Dstl is a department within the UK Ministry of Defence (MOD). As part of the Autonomous Resilient Cyber Defence (ARCD) project, it challenged industry to meet its ambition to reduce impact on the military by establishing an autonomous cyberattack response. The imperative was to exceed technologies which use artificial intelligence to spot anomalies that might indicate attack. Instead, the solution should actually decide the best response. 

Multi-agent reinforcement learning

Multi-agent reinforcement learning 

The three-year ARCD project aims to research and develop self-defending, self-recovering concepts for military platforms and technologies that can be tested and evaluated against attacks in a representative military environment. For our initiative, we developed a proof of concept using collaborative multi-agent reinforcement learning (MARL) agents – an approach that is currently the subject of much academic research. 

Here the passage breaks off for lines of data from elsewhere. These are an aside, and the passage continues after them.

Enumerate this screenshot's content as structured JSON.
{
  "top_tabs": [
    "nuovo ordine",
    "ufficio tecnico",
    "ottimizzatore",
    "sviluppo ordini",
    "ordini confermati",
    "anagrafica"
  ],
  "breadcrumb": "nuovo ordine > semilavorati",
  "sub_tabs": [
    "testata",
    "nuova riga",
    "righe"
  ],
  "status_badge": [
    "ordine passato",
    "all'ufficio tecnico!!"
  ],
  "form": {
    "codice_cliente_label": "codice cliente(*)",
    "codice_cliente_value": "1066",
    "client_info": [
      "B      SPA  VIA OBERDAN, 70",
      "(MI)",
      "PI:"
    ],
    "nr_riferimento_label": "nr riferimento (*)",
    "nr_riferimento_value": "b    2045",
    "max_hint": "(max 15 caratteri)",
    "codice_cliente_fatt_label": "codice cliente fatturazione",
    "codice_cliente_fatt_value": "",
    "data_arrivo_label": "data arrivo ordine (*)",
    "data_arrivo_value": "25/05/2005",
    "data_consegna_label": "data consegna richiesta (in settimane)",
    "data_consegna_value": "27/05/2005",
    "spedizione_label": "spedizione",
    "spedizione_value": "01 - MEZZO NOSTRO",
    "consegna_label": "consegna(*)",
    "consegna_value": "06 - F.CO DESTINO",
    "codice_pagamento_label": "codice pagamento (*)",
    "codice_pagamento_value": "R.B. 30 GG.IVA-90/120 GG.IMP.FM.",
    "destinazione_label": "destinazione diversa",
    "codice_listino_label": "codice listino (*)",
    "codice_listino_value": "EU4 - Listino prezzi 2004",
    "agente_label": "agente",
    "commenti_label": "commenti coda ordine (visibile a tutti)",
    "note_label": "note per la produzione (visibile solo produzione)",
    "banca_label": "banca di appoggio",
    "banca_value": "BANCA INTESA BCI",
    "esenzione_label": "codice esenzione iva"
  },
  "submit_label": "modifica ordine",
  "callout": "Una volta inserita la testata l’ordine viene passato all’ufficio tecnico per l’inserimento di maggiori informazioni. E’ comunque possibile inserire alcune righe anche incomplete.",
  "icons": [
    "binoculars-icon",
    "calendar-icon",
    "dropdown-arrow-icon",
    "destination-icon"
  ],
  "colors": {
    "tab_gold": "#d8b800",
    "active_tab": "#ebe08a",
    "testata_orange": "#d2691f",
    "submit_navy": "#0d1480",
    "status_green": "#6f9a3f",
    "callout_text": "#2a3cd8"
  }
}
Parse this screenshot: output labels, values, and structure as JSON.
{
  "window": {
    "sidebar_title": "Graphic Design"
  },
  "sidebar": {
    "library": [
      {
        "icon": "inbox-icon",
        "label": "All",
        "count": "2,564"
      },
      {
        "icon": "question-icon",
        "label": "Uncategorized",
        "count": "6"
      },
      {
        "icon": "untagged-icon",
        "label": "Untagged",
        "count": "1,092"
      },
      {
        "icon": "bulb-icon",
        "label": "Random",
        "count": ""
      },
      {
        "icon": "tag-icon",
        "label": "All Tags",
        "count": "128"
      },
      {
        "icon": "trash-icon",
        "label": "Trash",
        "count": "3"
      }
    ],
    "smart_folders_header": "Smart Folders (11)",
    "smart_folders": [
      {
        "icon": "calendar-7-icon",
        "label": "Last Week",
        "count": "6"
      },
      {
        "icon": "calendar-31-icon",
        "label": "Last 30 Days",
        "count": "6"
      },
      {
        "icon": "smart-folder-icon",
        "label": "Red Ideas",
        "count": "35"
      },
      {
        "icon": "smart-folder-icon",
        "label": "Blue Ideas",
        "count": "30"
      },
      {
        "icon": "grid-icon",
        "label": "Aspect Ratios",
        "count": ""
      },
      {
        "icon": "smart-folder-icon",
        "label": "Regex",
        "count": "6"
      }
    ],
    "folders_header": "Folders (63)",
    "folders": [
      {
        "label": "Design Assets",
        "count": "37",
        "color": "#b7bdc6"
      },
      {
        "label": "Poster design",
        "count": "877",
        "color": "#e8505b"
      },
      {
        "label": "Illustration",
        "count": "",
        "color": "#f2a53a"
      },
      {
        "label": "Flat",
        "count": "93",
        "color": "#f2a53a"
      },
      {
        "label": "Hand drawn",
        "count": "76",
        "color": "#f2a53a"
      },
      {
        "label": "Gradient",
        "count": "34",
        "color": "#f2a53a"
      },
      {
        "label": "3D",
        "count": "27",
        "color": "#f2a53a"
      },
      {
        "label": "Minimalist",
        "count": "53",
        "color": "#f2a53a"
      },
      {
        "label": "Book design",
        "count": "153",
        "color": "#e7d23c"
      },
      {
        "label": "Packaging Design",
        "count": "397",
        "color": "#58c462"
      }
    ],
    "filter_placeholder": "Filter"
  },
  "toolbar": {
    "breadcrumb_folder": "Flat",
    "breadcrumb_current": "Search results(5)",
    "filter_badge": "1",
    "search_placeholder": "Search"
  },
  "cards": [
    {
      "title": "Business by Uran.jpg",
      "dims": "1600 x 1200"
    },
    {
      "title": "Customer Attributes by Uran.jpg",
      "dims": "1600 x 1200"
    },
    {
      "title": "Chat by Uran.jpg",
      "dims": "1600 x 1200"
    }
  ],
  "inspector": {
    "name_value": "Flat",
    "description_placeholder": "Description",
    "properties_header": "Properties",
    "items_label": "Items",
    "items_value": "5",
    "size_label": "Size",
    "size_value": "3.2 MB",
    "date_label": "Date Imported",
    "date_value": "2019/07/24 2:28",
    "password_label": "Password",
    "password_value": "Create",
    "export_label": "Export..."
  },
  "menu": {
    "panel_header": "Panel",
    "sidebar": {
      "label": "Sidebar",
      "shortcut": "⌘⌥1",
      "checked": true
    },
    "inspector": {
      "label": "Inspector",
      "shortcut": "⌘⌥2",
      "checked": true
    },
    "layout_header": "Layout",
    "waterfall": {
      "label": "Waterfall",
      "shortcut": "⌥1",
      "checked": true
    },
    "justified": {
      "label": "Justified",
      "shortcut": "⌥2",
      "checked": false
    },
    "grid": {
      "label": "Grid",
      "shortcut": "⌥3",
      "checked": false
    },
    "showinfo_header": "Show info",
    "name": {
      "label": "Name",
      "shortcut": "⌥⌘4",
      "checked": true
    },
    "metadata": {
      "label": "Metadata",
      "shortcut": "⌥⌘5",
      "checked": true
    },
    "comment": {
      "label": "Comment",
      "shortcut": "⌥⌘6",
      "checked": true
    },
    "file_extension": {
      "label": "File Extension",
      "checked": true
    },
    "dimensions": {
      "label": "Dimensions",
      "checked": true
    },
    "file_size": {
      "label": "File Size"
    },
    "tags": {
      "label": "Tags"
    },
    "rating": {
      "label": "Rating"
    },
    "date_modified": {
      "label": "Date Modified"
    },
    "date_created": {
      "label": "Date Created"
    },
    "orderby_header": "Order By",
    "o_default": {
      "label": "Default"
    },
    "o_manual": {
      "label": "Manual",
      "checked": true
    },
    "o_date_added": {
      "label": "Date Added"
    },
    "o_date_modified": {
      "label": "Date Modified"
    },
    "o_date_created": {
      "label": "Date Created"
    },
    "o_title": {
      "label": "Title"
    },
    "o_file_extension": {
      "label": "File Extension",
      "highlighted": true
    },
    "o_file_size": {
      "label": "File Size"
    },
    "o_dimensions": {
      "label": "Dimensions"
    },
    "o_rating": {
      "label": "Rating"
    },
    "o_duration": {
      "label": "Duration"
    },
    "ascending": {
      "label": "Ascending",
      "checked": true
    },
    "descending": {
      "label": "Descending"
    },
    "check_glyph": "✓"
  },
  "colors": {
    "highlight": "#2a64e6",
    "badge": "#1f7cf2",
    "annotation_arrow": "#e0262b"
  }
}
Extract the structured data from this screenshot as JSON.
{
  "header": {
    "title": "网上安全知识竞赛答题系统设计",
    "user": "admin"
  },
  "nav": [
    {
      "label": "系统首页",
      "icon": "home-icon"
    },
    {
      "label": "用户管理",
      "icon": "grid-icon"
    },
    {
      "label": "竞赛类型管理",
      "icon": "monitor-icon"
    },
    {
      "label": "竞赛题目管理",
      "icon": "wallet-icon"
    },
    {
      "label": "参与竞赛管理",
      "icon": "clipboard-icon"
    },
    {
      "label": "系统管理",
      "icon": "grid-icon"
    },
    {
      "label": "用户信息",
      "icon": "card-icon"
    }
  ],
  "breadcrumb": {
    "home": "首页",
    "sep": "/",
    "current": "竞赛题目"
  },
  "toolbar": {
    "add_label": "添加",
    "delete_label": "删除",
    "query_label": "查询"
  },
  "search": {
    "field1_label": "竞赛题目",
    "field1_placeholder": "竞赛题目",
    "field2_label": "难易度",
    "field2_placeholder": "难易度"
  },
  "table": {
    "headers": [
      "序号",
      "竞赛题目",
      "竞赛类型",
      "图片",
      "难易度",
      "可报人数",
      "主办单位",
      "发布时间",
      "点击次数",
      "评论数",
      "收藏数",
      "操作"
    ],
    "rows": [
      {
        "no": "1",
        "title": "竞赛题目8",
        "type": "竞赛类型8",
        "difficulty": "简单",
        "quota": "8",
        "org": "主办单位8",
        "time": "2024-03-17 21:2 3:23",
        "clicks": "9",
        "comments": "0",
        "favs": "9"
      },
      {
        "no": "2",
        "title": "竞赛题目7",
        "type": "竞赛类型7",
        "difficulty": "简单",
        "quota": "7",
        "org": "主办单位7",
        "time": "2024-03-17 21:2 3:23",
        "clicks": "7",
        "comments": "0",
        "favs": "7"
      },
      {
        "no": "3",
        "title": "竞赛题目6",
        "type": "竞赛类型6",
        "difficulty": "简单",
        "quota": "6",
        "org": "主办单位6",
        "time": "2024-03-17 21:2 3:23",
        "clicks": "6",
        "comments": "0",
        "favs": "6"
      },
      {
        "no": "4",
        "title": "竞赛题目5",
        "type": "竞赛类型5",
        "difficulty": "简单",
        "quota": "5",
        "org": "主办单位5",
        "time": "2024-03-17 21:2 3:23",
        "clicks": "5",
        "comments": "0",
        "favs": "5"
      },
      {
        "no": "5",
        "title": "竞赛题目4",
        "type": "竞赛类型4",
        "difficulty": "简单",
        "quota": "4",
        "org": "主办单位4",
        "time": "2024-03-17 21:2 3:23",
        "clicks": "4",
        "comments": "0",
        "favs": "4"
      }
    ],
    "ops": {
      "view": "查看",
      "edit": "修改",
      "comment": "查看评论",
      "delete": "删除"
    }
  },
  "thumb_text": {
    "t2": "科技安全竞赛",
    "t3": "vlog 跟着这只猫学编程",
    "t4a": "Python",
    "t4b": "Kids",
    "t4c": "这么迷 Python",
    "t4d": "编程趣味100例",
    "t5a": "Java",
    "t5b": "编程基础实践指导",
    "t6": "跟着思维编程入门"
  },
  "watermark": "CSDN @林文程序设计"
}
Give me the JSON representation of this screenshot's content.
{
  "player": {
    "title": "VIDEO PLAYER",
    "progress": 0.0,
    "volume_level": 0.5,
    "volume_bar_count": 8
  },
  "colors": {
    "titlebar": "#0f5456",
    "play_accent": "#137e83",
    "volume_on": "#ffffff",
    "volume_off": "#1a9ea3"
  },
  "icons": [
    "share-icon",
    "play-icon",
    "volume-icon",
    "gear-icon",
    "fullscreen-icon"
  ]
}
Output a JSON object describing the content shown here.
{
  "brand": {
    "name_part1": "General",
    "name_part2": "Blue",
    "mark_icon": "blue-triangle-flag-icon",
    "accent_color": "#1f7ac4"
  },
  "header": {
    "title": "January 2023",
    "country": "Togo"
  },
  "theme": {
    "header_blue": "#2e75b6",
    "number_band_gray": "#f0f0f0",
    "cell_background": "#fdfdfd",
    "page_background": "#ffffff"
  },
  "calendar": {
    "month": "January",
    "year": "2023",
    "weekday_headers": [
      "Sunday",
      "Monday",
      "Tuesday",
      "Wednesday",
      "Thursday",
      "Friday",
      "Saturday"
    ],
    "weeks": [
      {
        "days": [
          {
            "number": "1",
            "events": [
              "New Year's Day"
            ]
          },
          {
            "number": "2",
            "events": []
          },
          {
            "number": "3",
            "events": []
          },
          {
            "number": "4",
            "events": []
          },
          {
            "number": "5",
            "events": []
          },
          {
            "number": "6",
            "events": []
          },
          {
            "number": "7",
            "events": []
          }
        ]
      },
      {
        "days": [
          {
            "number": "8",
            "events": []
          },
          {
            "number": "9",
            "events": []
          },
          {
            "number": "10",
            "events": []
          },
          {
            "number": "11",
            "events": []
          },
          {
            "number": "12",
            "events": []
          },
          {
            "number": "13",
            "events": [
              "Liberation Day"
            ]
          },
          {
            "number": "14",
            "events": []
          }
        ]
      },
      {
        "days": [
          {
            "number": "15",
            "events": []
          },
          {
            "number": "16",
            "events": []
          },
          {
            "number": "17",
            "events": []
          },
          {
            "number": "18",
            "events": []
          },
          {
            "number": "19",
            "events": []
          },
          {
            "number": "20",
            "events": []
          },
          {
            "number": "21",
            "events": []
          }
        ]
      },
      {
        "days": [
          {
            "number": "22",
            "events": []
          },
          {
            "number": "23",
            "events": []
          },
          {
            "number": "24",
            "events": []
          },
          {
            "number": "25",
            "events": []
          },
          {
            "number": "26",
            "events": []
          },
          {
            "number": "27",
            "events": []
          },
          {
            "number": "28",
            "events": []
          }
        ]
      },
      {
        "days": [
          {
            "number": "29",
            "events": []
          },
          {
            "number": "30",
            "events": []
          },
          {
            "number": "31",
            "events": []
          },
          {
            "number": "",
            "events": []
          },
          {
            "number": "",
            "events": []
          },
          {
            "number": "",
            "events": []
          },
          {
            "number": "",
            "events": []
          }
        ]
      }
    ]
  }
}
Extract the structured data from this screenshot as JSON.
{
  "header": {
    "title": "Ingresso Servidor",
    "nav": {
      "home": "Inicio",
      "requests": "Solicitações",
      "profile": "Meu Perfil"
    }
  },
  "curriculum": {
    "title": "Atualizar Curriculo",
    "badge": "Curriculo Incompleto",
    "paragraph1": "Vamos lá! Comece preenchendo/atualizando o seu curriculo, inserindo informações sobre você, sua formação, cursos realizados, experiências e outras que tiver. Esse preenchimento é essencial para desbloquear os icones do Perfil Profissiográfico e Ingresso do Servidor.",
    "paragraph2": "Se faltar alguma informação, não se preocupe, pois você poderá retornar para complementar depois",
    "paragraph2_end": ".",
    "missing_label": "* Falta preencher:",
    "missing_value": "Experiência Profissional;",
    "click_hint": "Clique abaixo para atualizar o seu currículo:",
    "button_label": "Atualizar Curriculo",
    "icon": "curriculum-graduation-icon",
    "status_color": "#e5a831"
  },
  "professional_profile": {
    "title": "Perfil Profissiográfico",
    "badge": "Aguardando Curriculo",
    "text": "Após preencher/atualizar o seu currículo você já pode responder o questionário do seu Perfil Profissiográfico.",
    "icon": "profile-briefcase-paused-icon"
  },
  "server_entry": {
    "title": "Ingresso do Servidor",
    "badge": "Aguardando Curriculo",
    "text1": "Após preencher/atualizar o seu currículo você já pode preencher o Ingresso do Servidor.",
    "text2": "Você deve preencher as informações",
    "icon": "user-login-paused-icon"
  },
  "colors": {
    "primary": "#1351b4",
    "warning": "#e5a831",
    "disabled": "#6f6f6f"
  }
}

Dstl is pleased to be working with Cambridge Consultants to help us meet the difficult challenge of autonomous cyber defence, delivering cutting-edge response and recovery concepts over the next three years, with the potential to help transform cyber resilience for MOD.
Zoe Fowle
Cyber Security Programme Manager, Dstl 
Enabling an autonomous response

Enabling an autonomous response 

There are lots of ways to respond to a cyberattack. Choosing the right one depends on both the attack and the situation – which is not a combination well suited to most AI approaches. But with collaborative MARL, the complex problem of deciding the best response can be broken down into individual decisions. Each one of the multiple learning agents recommends whether their action is appropriate to a particular situation. The agents then collaborate to decide on the best course – which enables an autonomous response to the attack. 

Context defines the correct action

Context defines the correct action 

The application we chose to explore was the defence of vehicles, where context is a key part of the problem. This simplified scenario illustrates the challenge: When under a cyberattack, do you stop your vehicle, or is it safer to carry on? The answer depends on the situation. You don’t always slam your brakes on in the middle of a busy road junction because there might be a safer option. This is equally true for a military situation where the context will, in part, define the correct action. 

Developing a system that has the potential to make decisions to respond autonomously to a cyberattack is a complex problem requiring the application of the very latest technologies.
Madeline Cheah
Principal Security Technologist, Cambridge Consultants
Learning in a safe, simulated environment

Learning in a safe, simulated environment 

Our proof of concept used a simulated environment to train our many AI agents. It meant they could learn from their mistakes in a safe environment. Using simulation also enables us to test as yet unseen cybersecurity attacks and others where real world data is in short supply.  We were also able to run simulations faster than real time – so speeding up the training process for the AI.     

Protecting against wider threats

Protecting against wider threats 

So where do we go from here? We continue to work with Dstl on research and development of the system. We intend to explore how to better train multiple agents working in parallel, and how to maximise the robustness of the system and so protect against a wider set of threats. Our aim for three years hence is to deliver a demonstration in representative context.